My father – who turned 94 last week – has been diagnosed with MCI, which in his case stands for mild cognitive impairment. That precipitated his recent move to assisted living. He also took a bad fall in the garage of his retirement facility on Christmas Eve, which necessitated a call for an ambulance. Looking at the chart the residential nurses provided, one of the paramedics looked at that diagnosis and said, “He’s had a heart attack?”
The attendant was confusing mild cognitive impairment with myocardial infarction. In a medical context, by the way, MCI also could have referred to mandibular cortical index, muscle contraction interference, or myocardial contrast intensity. Clearly, the attendant had a right to be confused.
My father’s confusion, of course, is a little more advanced. In periodic spurts, he transposes the surnames of his grandchildren. He remembers their spouses’ names, but not theirs. He thinks he’s in Las Vegas. He thinks he has to have new medication picked up in San Francisco. Talking to him is occasionally a down-the-rabbit-hole adventure.
Then, a minute later, he’ll be back to his old self, sounding completely lucid but also completely aggravating as he frets about why his kids don’t get along with each other.
A lot of people advise me to be patient with these communication lapses, but the fact is, he’s never been a great communicator. When I was in college, he gave me directions to a restaurant by saying, “You get off the freeway and then you wiggle around and you’re there.” (A more enlightening description would have been “get off the freeway and make three right turns.”) It’s a wonder I chose a profession that relies on the highly precise use of words.
This is just the graduate-level class in Trying To Understanding Dad. All this might be even slightly humorous if it weren’t so clear that we all have these issues – me, the ambulance attendant, and probably you too.
For a party last year, my father-in-law – a florist by trade – made a beautiful arrangement for the buffet table. I admired it and said, “Isn’t that a lovely centerfold?” Now, whenever anybody in the family can’t remember a word, they just say “centerfold.”
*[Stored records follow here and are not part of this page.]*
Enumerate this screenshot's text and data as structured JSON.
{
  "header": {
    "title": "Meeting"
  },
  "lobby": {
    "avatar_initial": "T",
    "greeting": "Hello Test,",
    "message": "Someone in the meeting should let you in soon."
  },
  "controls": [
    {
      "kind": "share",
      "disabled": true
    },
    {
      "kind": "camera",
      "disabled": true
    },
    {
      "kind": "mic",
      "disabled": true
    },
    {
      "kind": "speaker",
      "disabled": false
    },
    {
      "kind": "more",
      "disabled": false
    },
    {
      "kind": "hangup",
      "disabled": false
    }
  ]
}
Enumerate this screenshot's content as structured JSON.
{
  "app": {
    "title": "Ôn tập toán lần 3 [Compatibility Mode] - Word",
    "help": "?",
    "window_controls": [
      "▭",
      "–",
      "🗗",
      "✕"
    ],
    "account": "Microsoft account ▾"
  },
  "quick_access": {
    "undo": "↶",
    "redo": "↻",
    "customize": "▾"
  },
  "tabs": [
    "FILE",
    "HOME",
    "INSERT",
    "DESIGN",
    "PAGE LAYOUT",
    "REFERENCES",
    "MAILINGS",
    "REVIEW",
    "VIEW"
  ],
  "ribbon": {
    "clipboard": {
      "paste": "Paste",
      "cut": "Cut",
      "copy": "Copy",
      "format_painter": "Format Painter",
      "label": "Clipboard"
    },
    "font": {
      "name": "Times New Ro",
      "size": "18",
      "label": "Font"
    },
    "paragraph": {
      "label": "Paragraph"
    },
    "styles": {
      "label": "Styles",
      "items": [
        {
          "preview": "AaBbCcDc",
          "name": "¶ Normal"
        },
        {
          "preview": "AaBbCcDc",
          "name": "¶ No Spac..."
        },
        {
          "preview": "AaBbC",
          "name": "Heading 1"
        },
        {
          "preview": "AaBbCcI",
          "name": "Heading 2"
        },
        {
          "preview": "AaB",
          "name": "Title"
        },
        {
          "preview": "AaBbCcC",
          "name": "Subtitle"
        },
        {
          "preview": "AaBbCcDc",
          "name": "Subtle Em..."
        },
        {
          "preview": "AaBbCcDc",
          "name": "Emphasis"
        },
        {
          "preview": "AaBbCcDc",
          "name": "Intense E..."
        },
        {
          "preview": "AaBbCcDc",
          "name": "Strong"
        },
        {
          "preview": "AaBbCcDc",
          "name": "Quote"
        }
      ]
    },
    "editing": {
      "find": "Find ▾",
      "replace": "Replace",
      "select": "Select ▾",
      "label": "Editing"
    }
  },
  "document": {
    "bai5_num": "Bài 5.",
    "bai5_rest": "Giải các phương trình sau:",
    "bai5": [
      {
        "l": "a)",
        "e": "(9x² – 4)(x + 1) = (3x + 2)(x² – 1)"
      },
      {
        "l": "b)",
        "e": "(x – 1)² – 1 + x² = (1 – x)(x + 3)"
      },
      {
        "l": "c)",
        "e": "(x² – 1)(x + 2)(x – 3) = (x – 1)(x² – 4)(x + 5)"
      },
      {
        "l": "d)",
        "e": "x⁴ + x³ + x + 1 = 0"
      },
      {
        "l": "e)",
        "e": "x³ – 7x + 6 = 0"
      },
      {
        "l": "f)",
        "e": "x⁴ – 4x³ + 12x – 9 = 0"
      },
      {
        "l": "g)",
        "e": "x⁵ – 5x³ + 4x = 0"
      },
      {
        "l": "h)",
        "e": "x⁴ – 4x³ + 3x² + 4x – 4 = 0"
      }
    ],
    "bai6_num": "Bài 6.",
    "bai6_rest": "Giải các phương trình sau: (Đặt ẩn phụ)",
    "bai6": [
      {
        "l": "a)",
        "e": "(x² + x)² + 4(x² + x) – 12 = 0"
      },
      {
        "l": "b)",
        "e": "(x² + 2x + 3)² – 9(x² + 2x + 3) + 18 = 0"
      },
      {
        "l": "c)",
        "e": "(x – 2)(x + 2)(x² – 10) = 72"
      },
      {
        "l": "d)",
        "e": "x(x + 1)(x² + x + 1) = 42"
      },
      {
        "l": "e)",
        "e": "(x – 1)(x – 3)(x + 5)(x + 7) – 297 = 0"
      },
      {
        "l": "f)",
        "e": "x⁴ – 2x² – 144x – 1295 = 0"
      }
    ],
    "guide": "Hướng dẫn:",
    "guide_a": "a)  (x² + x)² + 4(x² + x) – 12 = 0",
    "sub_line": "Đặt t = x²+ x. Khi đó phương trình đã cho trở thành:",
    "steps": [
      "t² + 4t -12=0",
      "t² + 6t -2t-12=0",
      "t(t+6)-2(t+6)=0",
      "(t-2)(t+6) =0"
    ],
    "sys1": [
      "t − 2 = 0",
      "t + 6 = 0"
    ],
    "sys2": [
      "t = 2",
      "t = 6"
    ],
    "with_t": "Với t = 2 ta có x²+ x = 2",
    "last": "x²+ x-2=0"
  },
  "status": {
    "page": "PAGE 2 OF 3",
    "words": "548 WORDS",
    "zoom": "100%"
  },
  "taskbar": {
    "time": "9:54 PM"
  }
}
Not only that, it’s taking me longer for my random access memory to randomly access words. This is a problem for someone who’s a writer by vocation and a crossword puzzle fan by avocation. Last month I couldn’t remember the word “simian.” Last week, it took me five minutes to come up with “gratuitous.” I’m trying to deal with it.
I figure that there’s still a big difference between my father and me. I may confuse centerfold and centerpiece, but when the time comes that I can’t remember that the latter goes in the middle of the table, then I’m in trouble.